Thursday, April 9, 2009

April Update

Now that that Spring is peeping 'round the corner, I've been busy out and about. This means more things than ever to post about, and less time to post.

Monday was Aries' birthday, so I made him an apple pie (he'd rather have that than a cake). I used an unknown variety of apple, gleaned from an old tree in the old part of town (probably planted some time between 1880 and 1920), stored in the cellar since fall. The apples have kept well, and made a wonderful pie. After reading the post by Matron of Husbandry about grafting fruit trees, one of my projects this summer will be to grow out some crabapple shoots to use for grafting stock for scions I'll cut from that old tree next January. It's a wonderful apple - does well here, stores well, and works for applesauce, pies, and fresh eating.

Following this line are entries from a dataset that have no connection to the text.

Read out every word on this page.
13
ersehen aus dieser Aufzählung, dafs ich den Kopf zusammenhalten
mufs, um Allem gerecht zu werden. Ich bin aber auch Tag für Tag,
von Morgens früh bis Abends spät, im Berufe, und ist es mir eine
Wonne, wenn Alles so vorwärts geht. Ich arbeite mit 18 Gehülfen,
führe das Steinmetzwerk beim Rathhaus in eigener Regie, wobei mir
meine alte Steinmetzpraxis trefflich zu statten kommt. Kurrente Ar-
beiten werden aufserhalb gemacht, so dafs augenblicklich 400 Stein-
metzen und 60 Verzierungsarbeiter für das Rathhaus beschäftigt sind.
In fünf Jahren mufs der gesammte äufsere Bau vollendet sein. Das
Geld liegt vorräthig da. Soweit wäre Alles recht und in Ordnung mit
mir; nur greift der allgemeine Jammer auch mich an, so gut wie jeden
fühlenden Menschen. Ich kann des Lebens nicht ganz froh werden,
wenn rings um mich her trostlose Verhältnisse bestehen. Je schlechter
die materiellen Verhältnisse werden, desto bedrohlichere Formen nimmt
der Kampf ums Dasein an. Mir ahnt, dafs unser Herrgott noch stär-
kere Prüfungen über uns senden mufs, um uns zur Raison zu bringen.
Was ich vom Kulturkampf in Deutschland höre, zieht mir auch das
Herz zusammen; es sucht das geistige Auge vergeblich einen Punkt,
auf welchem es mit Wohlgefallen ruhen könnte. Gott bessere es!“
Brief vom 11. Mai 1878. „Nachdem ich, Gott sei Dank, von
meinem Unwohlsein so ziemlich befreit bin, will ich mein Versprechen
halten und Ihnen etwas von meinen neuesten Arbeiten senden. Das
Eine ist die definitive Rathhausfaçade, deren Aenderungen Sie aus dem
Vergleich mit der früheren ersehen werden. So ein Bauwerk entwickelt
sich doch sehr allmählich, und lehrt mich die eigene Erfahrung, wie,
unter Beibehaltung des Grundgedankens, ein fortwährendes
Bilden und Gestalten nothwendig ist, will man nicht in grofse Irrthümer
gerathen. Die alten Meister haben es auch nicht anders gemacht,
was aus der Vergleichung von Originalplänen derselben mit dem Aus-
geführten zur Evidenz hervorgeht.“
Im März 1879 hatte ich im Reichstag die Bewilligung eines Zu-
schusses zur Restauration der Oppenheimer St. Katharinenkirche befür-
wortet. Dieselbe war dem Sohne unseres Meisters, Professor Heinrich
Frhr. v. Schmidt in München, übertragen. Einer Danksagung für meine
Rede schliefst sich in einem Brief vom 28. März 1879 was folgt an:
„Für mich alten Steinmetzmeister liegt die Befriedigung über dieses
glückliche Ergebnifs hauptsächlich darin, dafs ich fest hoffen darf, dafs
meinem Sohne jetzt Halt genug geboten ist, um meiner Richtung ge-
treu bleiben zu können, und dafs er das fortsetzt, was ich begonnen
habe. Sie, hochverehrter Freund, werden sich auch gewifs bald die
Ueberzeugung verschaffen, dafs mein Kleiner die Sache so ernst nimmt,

By grafting to crabapple rootstock, I'm thinking I can have those apples in a smaller-size tree in my own orchard.

I've started doing Pilates a couple of times a week. Each day after, I've been a bit sore but feel good about doing something for myself (this getting old is not for sissies). I've got this year's baby chicks out of the living room and into the dog run full-time now, moving the dog crate into the doghouse out there to shut them up in at night for predator-protection (great horned owls live in the pine trees across the street). I've started my garden seedlings in the bedroom, so made a lights set-up using a couple of old shop lights, drapery rods, a plank, and ladderback chairs. My daffodils are in full bloom outside. Some big double ones are too heavy for their stalks, so I use those for bouquets inside. I think a single blossom floating in an antique dessert dish on the bathroom counter looks like a water lily. Tomorrow, Oz-time, is my turn over at the SGF Co-op blog, so I posted about my pepper plans for this year. I've got a chicken roasting in the oven for dinner, and I'm off to Reno for a Sierra Club meeting this evening.